We did almost all of the computer work, but the kids developed the site plan and wrote virtually all of the text. They chose all but a few of the audio clips that are scattered through the site; and they were completely responsible for the interviews that generated those clips in the first place. We will now work with colleagues at the University of Wisconsin to develop software that will help students to build their own sites for community research–removing people like us as technical intermediaries.
We now need to figure out what we learned from the summer’s experience. I haven’t had a chance to reflect enough, but I think we learned that: Group interviews of activists and officials provide great educational opportunities. … It’s hard to present a website to a live audience, as our kids tried to do on Wednesday night when their parents and others adults gathered to see their work. … Kids have a hard time imagining that their work will have any public impact–although I think it could have an impact if the project is well planned and disseminated. … Kids are experts on certain aspects of their own world, such as discipline issues in their schools.

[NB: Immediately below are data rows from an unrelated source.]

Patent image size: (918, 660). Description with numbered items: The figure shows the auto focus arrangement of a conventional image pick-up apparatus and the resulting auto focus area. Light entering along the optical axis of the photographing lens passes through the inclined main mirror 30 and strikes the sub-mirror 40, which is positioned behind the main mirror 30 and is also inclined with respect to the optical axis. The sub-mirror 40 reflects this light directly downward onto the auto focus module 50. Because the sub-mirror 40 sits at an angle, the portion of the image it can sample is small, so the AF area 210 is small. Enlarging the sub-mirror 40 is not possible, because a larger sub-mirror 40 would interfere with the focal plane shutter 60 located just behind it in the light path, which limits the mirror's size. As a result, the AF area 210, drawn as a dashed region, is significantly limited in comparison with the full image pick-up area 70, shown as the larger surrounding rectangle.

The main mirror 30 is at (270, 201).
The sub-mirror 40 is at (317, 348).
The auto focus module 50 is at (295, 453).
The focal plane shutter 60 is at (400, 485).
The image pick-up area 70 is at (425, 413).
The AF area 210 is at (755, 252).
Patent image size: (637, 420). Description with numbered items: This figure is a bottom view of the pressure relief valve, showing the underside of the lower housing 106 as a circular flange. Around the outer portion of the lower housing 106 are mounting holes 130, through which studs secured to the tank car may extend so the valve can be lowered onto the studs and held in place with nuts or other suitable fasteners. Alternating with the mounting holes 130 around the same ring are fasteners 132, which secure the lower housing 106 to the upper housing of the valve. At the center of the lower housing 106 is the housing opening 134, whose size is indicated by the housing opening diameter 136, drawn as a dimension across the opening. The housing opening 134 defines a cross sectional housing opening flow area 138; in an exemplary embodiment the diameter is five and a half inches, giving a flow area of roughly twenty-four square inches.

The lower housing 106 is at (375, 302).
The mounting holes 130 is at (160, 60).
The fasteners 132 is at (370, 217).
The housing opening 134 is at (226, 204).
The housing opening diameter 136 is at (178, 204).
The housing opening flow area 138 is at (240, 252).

Adults will (rightly) defer to their expertise. … Children’s behavior is very dependent on context. Give 13 young teens an opportunity to interview a public official in her office, and they will act like 40-year-olds. They will discuss issues such as truancy and vandalism with great maturity. Yet we know that some of the same kids have had their own discipline problems.
For me, as a proponent of positive youth development, the program was both inspiring and sobering. It was sobering because the youth and their interviewees so often identified student misbehavior as a major issue in their schools–a key barrier to learning. Those of us who talk about youth as assets don’t often emphasize teenagers as dangerous and self-destructive. Yet the program was inspiring because it showed how well teens respond when they are taken seriously.